Uniden Voice Dial. I’ll never forget the thrill of landing in Las Vegas for CES, and going down the escalator into the baggage claim area and seeing a HUGE sign saying “Uniden Introduces VoiceDial.” The phones worked great. They even ran a TV commercial featuring the famous sumo wrestler Konishiki saying “Pizza-man.”
Moshi Clock. What a great clock! You could set the alarm or time just by speaking to it. The clock would even tell you the weather. And this was pre-SIRI!!
BlueAnt V1. BlueAnt moved two steps ahead of its competitors with the V1. It had a completely voice-driven user interface that replaced the buttons and flashing lights on a Bluetooth headset. This was probably the first consumer electronic device that enabled a full and complex VUI-based experienced. And the reviews were some of best reviews I have ever seen.
Apple SIRI/iPhone 4s. SIRI was an amazing breakthrough for voice recognition – not so much in the capabilities it presented, but in the marketing and brand support behind it.

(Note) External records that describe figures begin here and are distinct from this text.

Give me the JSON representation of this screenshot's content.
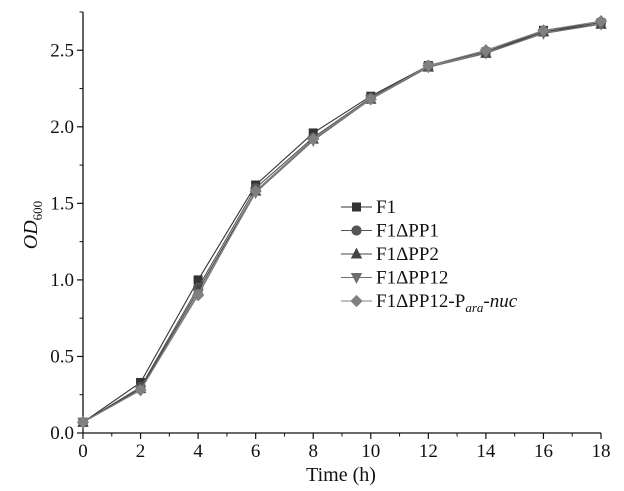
{
  "chart_data": {
    "type": "line",
    "title": "",
    "xlabel": "Time (h)",
    "ylabel_main": "OD",
    "ylabel_sub": "600",
    "xlim": [
      0,
      18
    ],
    "ylim": [
      0,
      2.75
    ],
    "x_ticks": [
      "0",
      "2",
      "4",
      "6",
      "8",
      "10",
      "12",
      "14",
      "16",
      "18"
    ],
    "y_ticks": [
      "0.0",
      "0.5",
      "1.0",
      "1.5",
      "2.0",
      "2.5"
    ],
    "grid": false,
    "legend_position": "center-right",
    "x": [
      0,
      2,
      4,
      6,
      8,
      10,
      12,
      14,
      16,
      18
    ],
    "series": [
      {
        "name": "F1",
        "marker": "square",
        "color": "#333333",
        "values": [
          0.07,
          0.33,
          1.0,
          1.62,
          1.96,
          2.2,
          2.4,
          2.49,
          2.63,
          2.68
        ]
      },
      {
        "name": "F1ΔPP1",
        "marker": "circle",
        "color": "#555555",
        "values": [
          0.07,
          0.3,
          0.95,
          1.6,
          1.93,
          2.19,
          2.4,
          2.49,
          2.62,
          2.68
        ]
      },
      {
        "name": "F1ΔPP2",
        "marker": "triangle-up",
        "color": "#444444",
        "values": [
          0.07,
          0.29,
          0.93,
          1.58,
          1.92,
          2.18,
          2.39,
          2.48,
          2.62,
          2.67
        ]
      },
      {
        "name": "F1ΔPP12",
        "marker": "triangle-down",
        "color": "#6e6e6e",
        "values": [
          0.07,
          0.28,
          0.91,
          1.57,
          1.91,
          2.18,
          2.39,
          2.48,
          2.61,
          2.67
        ]
      },
      {
        "name_main": "F1ΔPP12-P",
        "name_sub": "ara",
        "name_tail": "-nuc",
        "marker": "diamond",
        "color": "#808080",
        "values": [
          0.07,
          0.28,
          0.9,
          1.58,
          1.92,
          2.18,
          2.4,
          2.5,
          2.63,
          2.69
        ]
      }
    ]
  }
}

When Apple said the time was right for speech recognition, the world listened and consumer electronic OEMs suddenly changed!
Google Glass. OK, it’s not shipping yet, but they have taken a VERY novel approach to speech by using what they refer to in the press as “hotword” models. We in the industry call this Keyword spotting. I handed my Glass to my wife and she put it on and said “You mean I just say OK Glass? Oh now I see all these other things so I can say Get Directions to Chef Chus restaurant? Woah! It’s showing me directions to Chef Chus!” The device throws out all the wrong words and captures the key words it wants to hear then seamlessly switches to a cloud-based recognizer.

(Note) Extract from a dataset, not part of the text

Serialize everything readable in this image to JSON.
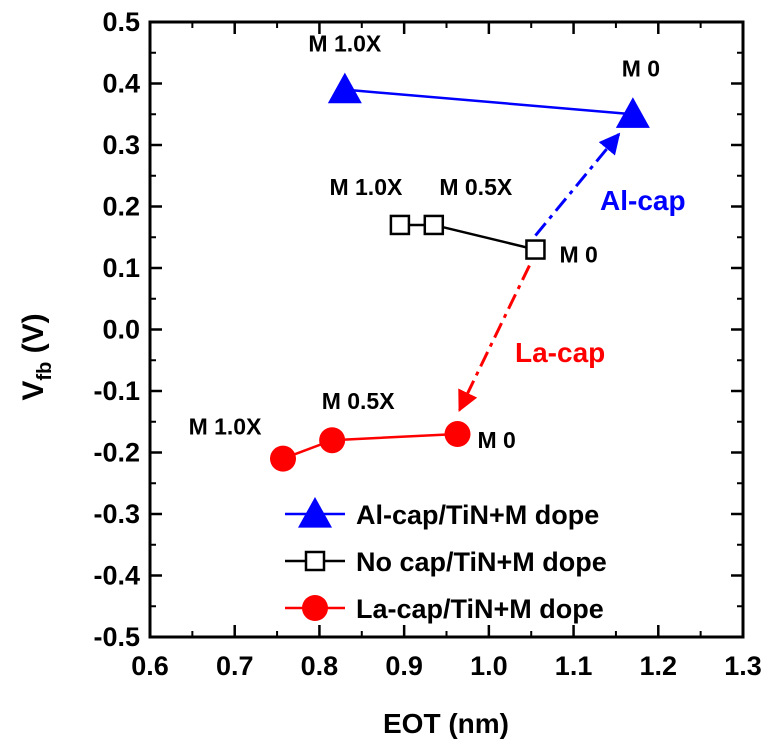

Motorola MotoX. 15M plus views for a TV commercial featuring voice control!!! And the users LOVE it! Touchless Control is one of the best reviewed apps in the GooglePlay store!
Motorola, who just happens to be a Sensory customer, launched a suite of new phones including Moto X and three Droids – Maxx, Ultra, and Mini – all with this awesome feature called “touchless control.” The “touchless control” uses a technology to wake up the phone by voice from a low power state, so the phone is always on and listening. Sorta like TrulyHandsfree! It links into GoogleNow so you can control pretty much anything and access information without touching the phone.
Moto launched an advertising campaign around the Lazy Phone Guy. These are my favorite ads ever, and the best of all these ads is the “no touching” Moto X phone. It’s already hit about 15M views!
Just saw this AdAge article about the Lazy Phone gone viral and beating out iPhone at its new launch. Says the touch ad has hit about 20M!
Even more impressive are the customer reviews for the “touchless control” technology. It’s one of the highest rated apps in the GooglePlay shop.